火不思四弦乐器,似琵琶而瘦,桐柄梨槽,半冒蟒皮。通长二尺七寸。清番部合奏乐有此器。《元史》作和必斯,《长安客话》谓之浑不似,皆音转之异也。

琵琶四弦乐器。刳桐木为之,曲首长颈,平面圆背。腹广而椭,内系细钢条为胆,面设四象十三品,犹琴之徽位。以为声音,清浊之节也。《释名》谓其器本出于胡中马上。所鼓推手前曰琵,引手却曰琶。旧皆用木拨,唐贞观中裴洛儿始废拨用手,所谓掐琵琶者是也。亦有作琵琶者。今多用六弦者。

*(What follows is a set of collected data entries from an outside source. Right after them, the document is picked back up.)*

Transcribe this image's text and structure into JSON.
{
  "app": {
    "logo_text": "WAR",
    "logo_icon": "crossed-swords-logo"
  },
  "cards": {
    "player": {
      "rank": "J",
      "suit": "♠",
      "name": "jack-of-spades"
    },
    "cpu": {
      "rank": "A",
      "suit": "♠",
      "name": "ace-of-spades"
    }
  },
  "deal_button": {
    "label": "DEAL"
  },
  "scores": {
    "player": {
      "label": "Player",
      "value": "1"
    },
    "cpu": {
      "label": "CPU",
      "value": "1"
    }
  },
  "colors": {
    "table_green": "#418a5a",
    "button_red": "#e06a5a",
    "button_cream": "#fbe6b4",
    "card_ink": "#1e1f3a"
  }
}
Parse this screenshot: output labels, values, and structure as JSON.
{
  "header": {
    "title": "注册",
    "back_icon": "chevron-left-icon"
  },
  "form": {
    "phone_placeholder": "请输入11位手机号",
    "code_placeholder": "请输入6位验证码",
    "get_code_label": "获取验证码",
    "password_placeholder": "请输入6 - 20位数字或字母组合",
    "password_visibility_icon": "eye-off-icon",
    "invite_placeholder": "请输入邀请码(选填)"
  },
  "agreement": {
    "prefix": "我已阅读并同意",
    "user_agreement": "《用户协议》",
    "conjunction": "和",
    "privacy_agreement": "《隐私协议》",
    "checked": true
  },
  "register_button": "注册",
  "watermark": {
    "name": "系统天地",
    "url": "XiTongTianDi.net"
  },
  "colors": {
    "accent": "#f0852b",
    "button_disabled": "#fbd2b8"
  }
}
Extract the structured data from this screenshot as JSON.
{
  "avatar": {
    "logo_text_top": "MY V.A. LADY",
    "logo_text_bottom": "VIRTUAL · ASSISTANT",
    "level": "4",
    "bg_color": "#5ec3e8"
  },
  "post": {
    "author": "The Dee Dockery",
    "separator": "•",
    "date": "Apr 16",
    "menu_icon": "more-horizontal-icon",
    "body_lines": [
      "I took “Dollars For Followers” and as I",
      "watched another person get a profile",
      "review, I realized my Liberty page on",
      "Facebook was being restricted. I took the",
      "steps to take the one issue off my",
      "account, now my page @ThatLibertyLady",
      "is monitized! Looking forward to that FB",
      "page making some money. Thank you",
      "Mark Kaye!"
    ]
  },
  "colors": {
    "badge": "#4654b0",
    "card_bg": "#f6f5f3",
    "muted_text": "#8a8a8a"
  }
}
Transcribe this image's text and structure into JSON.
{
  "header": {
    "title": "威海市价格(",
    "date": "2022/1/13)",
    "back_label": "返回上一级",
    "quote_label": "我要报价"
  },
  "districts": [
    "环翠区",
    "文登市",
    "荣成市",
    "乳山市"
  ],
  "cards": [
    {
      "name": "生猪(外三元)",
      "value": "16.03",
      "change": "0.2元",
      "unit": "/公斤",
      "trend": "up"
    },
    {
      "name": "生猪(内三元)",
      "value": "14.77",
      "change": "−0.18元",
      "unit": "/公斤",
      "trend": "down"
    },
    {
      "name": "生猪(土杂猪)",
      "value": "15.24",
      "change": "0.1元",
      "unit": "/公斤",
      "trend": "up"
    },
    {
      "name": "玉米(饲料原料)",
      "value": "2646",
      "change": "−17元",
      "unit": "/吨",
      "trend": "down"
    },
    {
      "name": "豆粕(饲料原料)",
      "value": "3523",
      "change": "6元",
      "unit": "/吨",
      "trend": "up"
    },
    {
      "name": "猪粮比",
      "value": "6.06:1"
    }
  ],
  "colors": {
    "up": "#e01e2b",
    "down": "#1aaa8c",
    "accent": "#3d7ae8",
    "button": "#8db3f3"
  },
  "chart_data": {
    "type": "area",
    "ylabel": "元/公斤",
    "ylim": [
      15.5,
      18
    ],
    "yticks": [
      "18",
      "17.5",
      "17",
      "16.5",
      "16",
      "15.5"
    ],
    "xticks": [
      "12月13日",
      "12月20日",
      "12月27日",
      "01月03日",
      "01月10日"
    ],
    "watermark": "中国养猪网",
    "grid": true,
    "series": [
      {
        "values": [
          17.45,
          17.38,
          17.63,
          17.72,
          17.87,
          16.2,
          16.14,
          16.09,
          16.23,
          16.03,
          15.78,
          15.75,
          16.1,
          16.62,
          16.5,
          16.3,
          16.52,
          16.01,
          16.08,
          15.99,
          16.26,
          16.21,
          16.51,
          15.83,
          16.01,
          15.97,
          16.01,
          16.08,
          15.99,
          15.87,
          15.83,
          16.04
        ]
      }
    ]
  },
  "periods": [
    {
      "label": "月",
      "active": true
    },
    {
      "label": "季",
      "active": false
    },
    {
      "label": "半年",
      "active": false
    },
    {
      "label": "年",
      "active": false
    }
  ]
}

瑟古五十弦,后改二十五弦。弦各有柱,可上下移动,以定志之清浊高下也。

笙古以瓠为之,共十三管。列管瓠中,施簧管端,吹之以发声也。

腰鼓其制大者瓦,小者木,皆广首纤腹。亦谓之细腰鼓。

蹙篥音必,亦作觱栗。本出龟兹,后传入中国。唐九部夷乐用之。宋以后皆因唐制。芦管三孔,金口下哆,管端有簧吹之。全体长七寸。清瓦尔喀乐有此器。

錞錞即錞于也。圆如碓头,大上小下。乐作鸣之,与鼓相和。《博古图》有周錞十九器,形略相似。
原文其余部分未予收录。